ただ、ウイリアムズが強力なパワーユニットと速いレースペースを持っているのも事実。セバスチャン・ベッテル、フェルナンド・アロンソ、そしてダニエル・リカルドは、ボッタスの攻撃にいかに耐え、順位を守るかというレースになるでしょう。
レッドブルとフェラーリのレースペースは同等かレッドブルが若干速い程度だと推測しています。勝負を決めるのは、おそらくタイヤ交換のタイミングなど、戦略面ということになりそうです。ただ、直近のライバルばかり見ていると、後方から0.5秒程度速いペースで迫ってくるウイリアムズに先行されてしまいます。

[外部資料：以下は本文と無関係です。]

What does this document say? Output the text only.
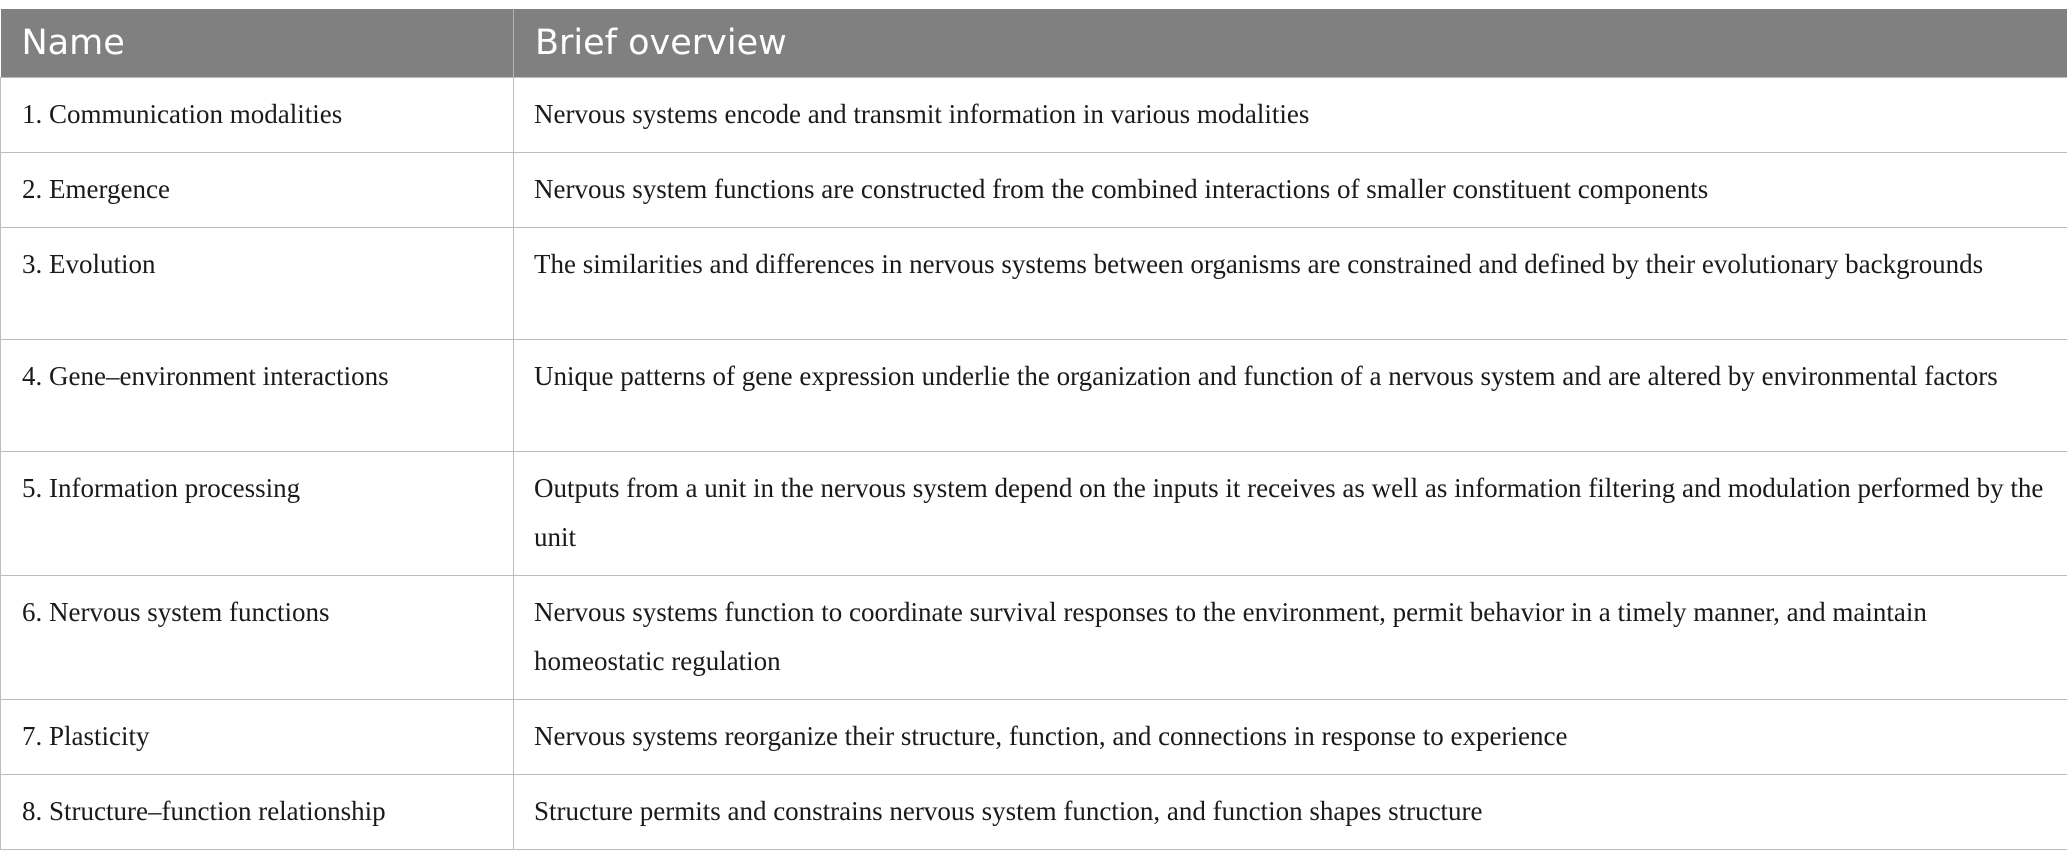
Name	Brief overview
1. Communication modalities	Nervous systems encode and transmit information in various modalities
2. Emergence	Nervous system functions are constructed from the combined interactions of smaller constituent components
3. Evolution	The similarities and differences in nervous systems between organisms are constrained and defined by their evolutionary backgrounds
4. Gene–environment interactions	Unique patterns of gene expression underlie the organization and function of a nervous system and are altered by environmental factors
5. Information processing	Outputs from a unit in the nervous system depend on the inputs it receives as well as information filtering and modulation performed by the unit
6. Nervous system functions	Nervous systems function to coordinate survival responses to the environment, permit behavior in a timely manner, and maintain homeostatic regulation
7. Plasticity	Nervous systems reorganize their structure, function, and connections in response to experience
8. Structure–function relationship	Structure permits and constrains nervous system function, and function shapes structure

僅差を争う、頭脳戦になるかもしれません。
Q2で敗退してしまいましたが、トロロッソ勢とフォースインディア勢にも注目したいところです。彼らも、1発のタイムでは上位10台に敵いませんでしたが、ロングランのペースはレッドブルやフェラーリ、そしてマクラーレンに匹敵します。彼らが11~13位を占めていますから、決勝がスタートすると、当然前についていくことになるでしょう。
つまり、スタートとともにメルセデスAMGの2台が逃げ、3番手から13番手までが数珠つなぎになって走るという序盤戦となりそうです。ただウイリアムズは、先行車をオーバーテイクすることができれば、その集団から抜け出すことができるでしょう。
なお、ウイリアムズによれば、今回の燃費は1周あたり2.2kg。レースは44周で行われますから、ガス欠の心配はせずにレースを戦うことができるでしょう。
ところで、気になるのは決勝時の天候です。現地では、決勝はドライコンディションで行われると言われているようです。ただ、天気予報会社によっては、土曜日と同じような不安定な天候になるとの予報を出しているところもあります。もし、雨が降ったり止んだりということが繰り返されれば、一筋縄ではいかない、波乱の結果となることもあるかもしれません。